Commission Member Elizabeth Krauss proposed using any legal means necessary to defer new permits until the billboard sign illumination issue is resolved.

County planning director Boyd Johnson said he was nervous about a proliferation of digital billboards. “When you start talking about this stuff,” he said, “sometimes it triggers a run.”

Bill Renault, a resident of The Tradition in Litchfield for 18 years, told commission members he has watched the Highway 17 corridor take on more of the commercial characteristics of Myrtle Beach, damaging the area’s appeal to new homeowners and property values for existing residents. Renault said his comments reflected his opinion and those of his neighbors that more digital billboards would be bad for the area’s image.

Johnson told commission members there are eight billboards along the Waccamaw Neck Commercial Corridor Overlay Zone with the potential to be converted to electronic billboards with up to five sites that could qualify for new ones. The county staff counted 35 billboards in the corridor along Highway 17. All but eight are non-conforming based on the fact they were not on an individual lot, not zoned appropriately or did not meet the 1,000-foot separation requirement from other billboards. Some, Johnson said, are nonconforming in more than one area. The county’s off-premise sign ordinance says billboards cannot be further illuminated unless the entire structure is brought into conformity. Electronic billboards do not fall under a newly approved corridor sign ordinance that eliminates new electronic reader boards.

Brian Henry, commission chairman, said he favored getting the discussion started. “If people don’t care,” he said, “at least we explored it. We have a sign ordinance and architectural rules. Why are we having billboards that are lighting the sky and flashing?”
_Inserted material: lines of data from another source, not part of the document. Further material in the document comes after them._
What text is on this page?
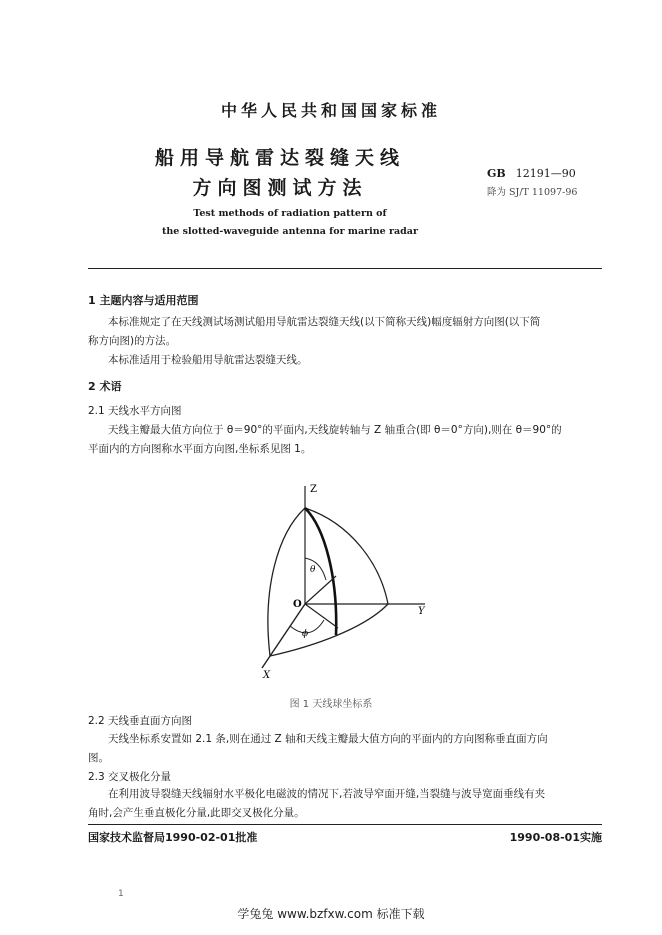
中华人民共和国国家标准
船用导航雷达裂缝天线
方向图测试方法
Test methods of radiation pattern of
the slotted-waveguide antenna for marine radar
GB 12191—90
降为 SJ/T 11097-96
1 主题内容与适用范围
本标准规定了在天线测试场测试船用导航雷达裂缝天线(以下简称天线)幅度辐射方向图(以下简
称方向图)的方法。
本标准适用于检验船用导航雷达裂缝天线。
2 术语
2.1 天线水平方向图
天线主瓣最大值方向位于 θ＝90°的平面内,天线旋转轴与 Z 轴重合(即 θ＝0°方向),则在 θ＝90°的
平面内的方向图称水平面方向图,坐标系见图 1。
Z
Y
X
O
θ
ϕ
图 1 天线球坐标系
2.2 天线垂直面方向图
天线坐标系安置如 2.1 条,则在通过 Z 轴和天线主瓣最大值方向的平面内的方向图称垂直面方向
图。
2.3 交叉极化分量
在利用波导裂缝天线辐射水平极化电磁波的情况下,若波导窄面开缝,当裂缝与波导宽面垂线有夹
角时,会产生垂直极化分量,此即交叉极化分量。
国家技术监督局1990-02-01批准	1990-08-01实施
1
学兔兔 www.bzfxw.com 标准下载
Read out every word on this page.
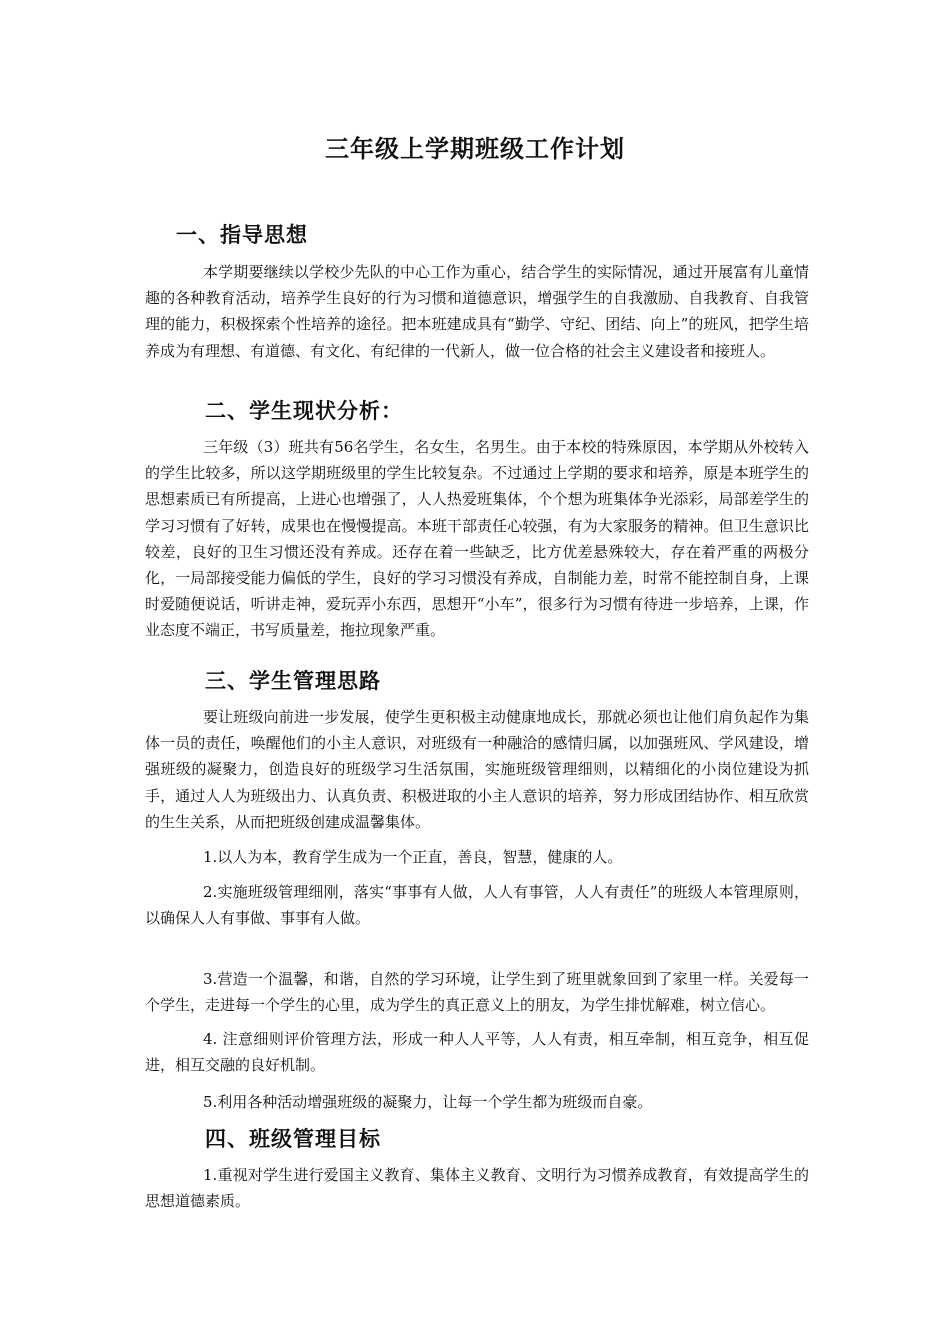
三年级上学期班级工作计划
一、指导思想

本学期要继续以学校少先队的中心工作为重心，结合学生的实际情况，通过开展富有儿童情趣的各种教育活动，培养学生良好的行为习惯和道德意识，增强学生的自我激励、自我教育、自我管理的能力，积极探索个性培养的途径。把本班建成具有“勤学、守纪、团结、向上”的班风，把学生培养成为有理想、有道德、有文化、有纪律的一代新人，做一位合格的社会主义建设者和接班人。

二、学生现状分析：

三年级（3）班共有56名学生，名女生，名男生。由于本校的特殊原因，本学期从外校转入的学生比较多，所以这学期班级里的学生比较复杂。不过通过上学期的要求和培养，原是本班学生的思想素质已有所提高，上进心也增强了，人人热爱班集体，个个想为班集体争光添彩，局部差学生的学习习惯有了好转，成果也在慢慢提高。本班干部责任心较强，有为大家服务的精神。但卫生意识比较差，良好的卫生习惯还没有养成。还存在着一些缺乏，比方优差悬殊较大，存在着严重的两极分化，一局部接受能力偏低的学生，良好的学习习惯没有养成，自制能力差，时常不能控制自身，上课时爱随便说话，听讲走神，爱玩弄小东西，思想开“小车”，很多行为习惯有待进一步培养，上课，作业态度不端正，书写质量差，拖拉现象严重。

三、学生管理思路

要让班级向前进一步发展，使学生更积极主动健康地成长，那就必须也让他们肩负起作为集体一员的责任，唤醒他们的小主人意识，对班级有一种融洽的感情归属，以加强班风、学风建设，增强班级的凝聚力，创造良好的班级学习生活氛围，实施班级管理细则，以精细化的小岗位建设为抓手，通过人人为班级出力、认真负责、积极进取的小主人意识的培养，努力形成团结协作、相互欣赏的生生关系，从而把班级创建成温馨集体。

1.以人为本，教育学生成为一个正直，善良，智慧，健康的人。

2.实施班级管理细刚，落实“事事有人做，人人有事管，人人有责任”的班级人本管理原则，以确保人人有事做、事事有人做。

3.营造一个温馨，和谐，自然的学习环境，让学生到了班里就象回到了家里一样。关爱每一个学生，走进每一个学生的心里，成为学生的真正意义上的朋友，为学生排忧解难，树立信心。

4. 注意细则评价管理方法，形成一种人人平等，人人有责，相互牵制，相互竞争，相互促进，相互交融的良好机制。

5.利用各种活动增强班级的凝聚力，让每一个学生都为班级而自豪。

四、班级管理目标

1.重视对学生进行爱国主义教育、集体主义教育、文明行为习惯养成教育，有效提高学生的思想道德素质。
Johnson said Georgetown County Attorney Wesley Bryant is researching potential billboard limitations but the matter is complicated. “Unfortunately, there is no case law in South Carolina,” Johnson said. “You get into free speech, interstate commerce and a federal primary road is another thing. I do know that local government can regulate off-site signs for spacing, lighting — that’s a key word — and size. We do know that the door is open. We just don’t have a resolution.”